昨日、子供たちに恥ずかしい姿を見せたせいか、今日は少し静かである。
自分で言っていたが、クラス3の破魔師である。
もう一人は名前不明である。
いつも栗田と兵藤の後ろに佇んでいる。
と、栗田が続ける。
「それでは、皆さん、毬渡しの練習をします」
毬渡し。要するにパスである。
「皆さん、二人一組でペアを組んでくださいね」
(え……?)
「「「「はーい……!」」」」
続々と子供たちがペアを作り始める。
(あ……まずい……)
「えーと、残ったのは界くんと…………雨さんだね」
(……!)
「二人とも毬蹴りは初めてだと思うけど、大丈夫そうかな?」
「あ、はい……!」
界は慌てて返事をする。
雨はというと、こくりと頷いていた。
その後、界は雨の元へと行く。
「あ、あの……雨さん、よろしくお願いします」
「…………よろしく」
雨は小学生低学年くらいの少女である。
綺麗な肩くらいまでの黒髪で、小学生らしからぬ、どこか物憂げで大人びた雰囲気のある少女だ。

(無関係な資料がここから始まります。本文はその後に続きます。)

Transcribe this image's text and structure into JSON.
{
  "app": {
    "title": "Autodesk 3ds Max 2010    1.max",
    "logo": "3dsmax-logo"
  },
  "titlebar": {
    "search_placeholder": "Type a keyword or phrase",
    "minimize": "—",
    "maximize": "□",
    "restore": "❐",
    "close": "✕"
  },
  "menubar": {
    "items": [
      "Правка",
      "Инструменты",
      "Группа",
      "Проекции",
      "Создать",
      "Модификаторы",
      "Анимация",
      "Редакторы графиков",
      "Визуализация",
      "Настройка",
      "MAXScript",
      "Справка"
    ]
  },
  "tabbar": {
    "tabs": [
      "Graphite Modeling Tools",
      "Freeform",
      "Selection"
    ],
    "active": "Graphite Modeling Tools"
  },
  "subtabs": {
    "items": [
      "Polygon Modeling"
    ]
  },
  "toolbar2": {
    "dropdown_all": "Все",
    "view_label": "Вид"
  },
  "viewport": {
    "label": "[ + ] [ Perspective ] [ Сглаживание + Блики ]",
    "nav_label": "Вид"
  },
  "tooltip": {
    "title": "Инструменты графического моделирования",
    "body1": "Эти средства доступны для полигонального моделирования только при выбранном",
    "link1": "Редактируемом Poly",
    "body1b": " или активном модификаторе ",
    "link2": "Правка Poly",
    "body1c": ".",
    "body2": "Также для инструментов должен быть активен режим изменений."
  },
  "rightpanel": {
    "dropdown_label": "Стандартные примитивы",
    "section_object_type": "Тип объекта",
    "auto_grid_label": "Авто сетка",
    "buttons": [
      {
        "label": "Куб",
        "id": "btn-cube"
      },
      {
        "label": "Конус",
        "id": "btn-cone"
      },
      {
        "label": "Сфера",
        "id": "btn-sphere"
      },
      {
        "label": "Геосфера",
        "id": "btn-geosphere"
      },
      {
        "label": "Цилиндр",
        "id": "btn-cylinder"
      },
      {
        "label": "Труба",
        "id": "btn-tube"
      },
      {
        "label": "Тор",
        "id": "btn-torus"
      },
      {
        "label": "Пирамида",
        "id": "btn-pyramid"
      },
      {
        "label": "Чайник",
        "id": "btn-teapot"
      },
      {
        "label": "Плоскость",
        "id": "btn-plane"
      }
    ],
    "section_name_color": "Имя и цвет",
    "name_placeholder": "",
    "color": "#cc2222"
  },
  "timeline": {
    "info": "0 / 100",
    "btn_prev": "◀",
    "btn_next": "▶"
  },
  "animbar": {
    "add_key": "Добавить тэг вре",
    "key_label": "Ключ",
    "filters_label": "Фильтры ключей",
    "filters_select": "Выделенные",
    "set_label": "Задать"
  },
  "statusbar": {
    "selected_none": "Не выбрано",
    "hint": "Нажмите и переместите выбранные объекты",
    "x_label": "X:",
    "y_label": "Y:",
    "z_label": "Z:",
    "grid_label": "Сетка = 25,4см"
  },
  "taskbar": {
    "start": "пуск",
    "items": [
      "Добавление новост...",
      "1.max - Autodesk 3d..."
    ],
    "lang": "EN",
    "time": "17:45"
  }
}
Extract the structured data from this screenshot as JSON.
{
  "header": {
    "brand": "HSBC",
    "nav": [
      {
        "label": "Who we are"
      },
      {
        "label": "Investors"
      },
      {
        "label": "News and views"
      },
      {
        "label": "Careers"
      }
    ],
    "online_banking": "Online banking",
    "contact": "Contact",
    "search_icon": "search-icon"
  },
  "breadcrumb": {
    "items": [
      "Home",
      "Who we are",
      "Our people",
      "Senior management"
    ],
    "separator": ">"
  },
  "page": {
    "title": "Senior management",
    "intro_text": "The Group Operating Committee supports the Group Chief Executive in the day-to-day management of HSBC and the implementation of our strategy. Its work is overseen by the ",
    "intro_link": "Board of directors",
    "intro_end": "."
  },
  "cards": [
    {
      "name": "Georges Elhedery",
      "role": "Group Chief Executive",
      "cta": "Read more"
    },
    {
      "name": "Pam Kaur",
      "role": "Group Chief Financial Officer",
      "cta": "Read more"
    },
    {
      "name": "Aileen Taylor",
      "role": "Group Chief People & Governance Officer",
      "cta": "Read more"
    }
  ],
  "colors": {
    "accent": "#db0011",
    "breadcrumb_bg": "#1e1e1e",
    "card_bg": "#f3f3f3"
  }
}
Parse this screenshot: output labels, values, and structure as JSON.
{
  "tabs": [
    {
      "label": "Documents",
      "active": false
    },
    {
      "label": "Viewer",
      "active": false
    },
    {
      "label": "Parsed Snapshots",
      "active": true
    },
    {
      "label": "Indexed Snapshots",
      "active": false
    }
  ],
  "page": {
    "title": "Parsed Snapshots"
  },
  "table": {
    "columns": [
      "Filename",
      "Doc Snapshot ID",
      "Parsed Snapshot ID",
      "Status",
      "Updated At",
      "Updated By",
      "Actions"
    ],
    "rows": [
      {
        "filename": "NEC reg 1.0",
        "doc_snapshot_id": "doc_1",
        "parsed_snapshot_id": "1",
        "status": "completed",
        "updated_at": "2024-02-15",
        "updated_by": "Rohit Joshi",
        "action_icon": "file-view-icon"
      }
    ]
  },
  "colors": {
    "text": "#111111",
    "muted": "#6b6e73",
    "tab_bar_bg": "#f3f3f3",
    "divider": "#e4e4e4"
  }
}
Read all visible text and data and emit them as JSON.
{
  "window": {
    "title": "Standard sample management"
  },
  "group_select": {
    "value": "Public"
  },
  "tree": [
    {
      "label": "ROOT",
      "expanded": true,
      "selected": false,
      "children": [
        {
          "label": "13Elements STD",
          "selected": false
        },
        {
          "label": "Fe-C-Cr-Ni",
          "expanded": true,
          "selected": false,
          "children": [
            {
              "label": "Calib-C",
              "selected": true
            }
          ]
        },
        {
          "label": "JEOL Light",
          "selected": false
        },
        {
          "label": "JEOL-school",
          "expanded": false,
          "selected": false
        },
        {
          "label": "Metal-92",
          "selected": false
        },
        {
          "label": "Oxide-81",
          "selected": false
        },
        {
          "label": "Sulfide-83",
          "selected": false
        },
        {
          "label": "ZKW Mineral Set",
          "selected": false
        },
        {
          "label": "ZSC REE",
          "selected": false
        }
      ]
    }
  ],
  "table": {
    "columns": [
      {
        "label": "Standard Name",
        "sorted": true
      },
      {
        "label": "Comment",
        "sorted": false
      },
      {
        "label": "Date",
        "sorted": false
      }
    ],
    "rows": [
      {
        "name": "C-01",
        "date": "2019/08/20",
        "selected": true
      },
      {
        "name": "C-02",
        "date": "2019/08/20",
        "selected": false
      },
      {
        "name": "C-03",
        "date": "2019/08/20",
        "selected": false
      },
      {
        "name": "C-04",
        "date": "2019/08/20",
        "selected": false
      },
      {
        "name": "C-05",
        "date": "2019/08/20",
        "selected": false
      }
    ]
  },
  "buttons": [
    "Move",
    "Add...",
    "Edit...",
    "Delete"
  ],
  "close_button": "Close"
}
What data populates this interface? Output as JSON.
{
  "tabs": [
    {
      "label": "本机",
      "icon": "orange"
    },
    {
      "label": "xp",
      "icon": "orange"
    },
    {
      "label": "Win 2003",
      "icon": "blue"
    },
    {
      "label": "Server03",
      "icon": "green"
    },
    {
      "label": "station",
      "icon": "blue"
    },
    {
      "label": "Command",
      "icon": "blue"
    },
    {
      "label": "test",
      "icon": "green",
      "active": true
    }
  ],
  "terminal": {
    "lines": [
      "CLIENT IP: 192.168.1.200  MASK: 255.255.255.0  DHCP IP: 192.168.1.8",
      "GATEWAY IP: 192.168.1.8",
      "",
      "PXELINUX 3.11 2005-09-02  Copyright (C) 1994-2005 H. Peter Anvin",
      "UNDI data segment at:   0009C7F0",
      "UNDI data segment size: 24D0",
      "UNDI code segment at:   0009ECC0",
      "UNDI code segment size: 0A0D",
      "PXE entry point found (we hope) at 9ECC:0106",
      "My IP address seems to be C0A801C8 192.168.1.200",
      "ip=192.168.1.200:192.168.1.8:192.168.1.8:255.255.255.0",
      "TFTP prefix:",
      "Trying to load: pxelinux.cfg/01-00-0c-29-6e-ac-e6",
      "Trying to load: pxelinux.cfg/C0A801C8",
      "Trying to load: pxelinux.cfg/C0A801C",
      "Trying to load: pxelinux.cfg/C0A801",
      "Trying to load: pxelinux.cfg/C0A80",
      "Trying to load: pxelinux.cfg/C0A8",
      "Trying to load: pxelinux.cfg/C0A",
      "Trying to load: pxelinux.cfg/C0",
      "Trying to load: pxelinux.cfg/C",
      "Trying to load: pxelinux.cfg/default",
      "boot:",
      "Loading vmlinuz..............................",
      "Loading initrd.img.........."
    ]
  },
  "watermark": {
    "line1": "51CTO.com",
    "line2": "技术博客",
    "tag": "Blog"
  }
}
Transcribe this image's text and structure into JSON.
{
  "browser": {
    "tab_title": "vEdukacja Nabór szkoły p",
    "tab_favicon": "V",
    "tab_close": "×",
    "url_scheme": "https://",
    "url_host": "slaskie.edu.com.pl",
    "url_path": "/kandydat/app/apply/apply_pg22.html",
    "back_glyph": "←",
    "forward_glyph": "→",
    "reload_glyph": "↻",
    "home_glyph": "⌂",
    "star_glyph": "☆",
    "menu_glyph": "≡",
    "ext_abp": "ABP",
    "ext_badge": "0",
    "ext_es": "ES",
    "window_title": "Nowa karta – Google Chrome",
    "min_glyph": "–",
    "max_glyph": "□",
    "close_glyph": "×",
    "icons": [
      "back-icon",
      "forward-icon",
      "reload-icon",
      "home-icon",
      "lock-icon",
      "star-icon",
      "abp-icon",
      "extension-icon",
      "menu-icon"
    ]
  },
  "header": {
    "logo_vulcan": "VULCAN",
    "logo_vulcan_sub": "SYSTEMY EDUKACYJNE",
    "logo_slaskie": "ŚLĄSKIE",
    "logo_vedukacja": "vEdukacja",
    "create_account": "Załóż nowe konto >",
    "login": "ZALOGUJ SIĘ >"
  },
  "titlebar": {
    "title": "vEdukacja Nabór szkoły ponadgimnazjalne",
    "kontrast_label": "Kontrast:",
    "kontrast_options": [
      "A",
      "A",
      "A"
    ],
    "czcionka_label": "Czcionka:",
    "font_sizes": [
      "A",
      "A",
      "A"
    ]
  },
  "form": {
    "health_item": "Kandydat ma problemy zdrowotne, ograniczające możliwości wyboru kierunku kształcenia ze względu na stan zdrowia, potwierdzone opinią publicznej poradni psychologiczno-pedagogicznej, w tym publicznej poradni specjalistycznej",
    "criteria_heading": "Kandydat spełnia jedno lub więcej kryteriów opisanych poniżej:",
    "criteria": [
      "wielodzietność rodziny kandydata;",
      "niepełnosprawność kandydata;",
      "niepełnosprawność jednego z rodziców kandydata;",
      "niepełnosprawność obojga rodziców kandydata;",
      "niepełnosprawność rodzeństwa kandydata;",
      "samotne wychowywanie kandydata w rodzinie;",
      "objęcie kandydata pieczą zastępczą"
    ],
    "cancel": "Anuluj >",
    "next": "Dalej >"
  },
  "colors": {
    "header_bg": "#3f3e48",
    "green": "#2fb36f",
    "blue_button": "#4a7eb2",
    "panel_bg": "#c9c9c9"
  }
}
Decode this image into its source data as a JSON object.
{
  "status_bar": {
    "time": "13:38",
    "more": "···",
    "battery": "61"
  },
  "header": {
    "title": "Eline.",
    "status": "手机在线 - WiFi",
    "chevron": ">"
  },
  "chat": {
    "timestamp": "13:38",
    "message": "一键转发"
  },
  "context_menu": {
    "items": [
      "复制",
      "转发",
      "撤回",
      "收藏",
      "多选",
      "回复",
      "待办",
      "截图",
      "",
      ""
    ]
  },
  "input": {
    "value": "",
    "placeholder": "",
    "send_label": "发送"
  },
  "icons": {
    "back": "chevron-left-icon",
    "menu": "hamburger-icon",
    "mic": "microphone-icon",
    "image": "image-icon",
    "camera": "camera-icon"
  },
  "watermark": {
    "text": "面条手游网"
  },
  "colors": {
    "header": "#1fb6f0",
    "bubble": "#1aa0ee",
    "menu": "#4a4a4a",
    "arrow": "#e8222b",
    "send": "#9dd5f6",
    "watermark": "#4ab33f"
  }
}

寂護院(じゃくごいん) の制服である巫女服がよく似合っている。
加えて、一般的に見て、極めて容姿の整った少女であった。
「…………界くん」
「あ、はい……」
(名前覚えててくれてたんだ……)
「あなたって鬼神ドウマ様の依代の子なんでしょ?」
「え、あ、まぁ……そうです」
「…………そう……すごいわね」
「え……!? あ、ありがとうございます……」
「…………」
(……その、えーと、何がすごいのでしょう……?)
「それじゃあ、毬蹴りを始めましょう」
「あ、はい……」
界と雨は距離を取る。
そして、なにげなく雨が界に向けて、毬を蹴る。
「っ………………!?」
(えぇ……!?)
その毬は、まるで弾丸のように、界の頭の横を掠めた。
ギリギリ反応して首を曲げていなかったら、今頃はデュラハンのようになっていたかもしれない。
「ごめんなさい……界くん……私、毬蹴りは初めてで……」
「そ、その割にとてもよいミートで……」
(…………いや、初めての威力じゃないだろ……。でも……この人……多分…………めっちゃ強い人じゃん)
界は自分が強くなるために、吸収できるものを持っていそうな人物を発見し、わくわくしてくる。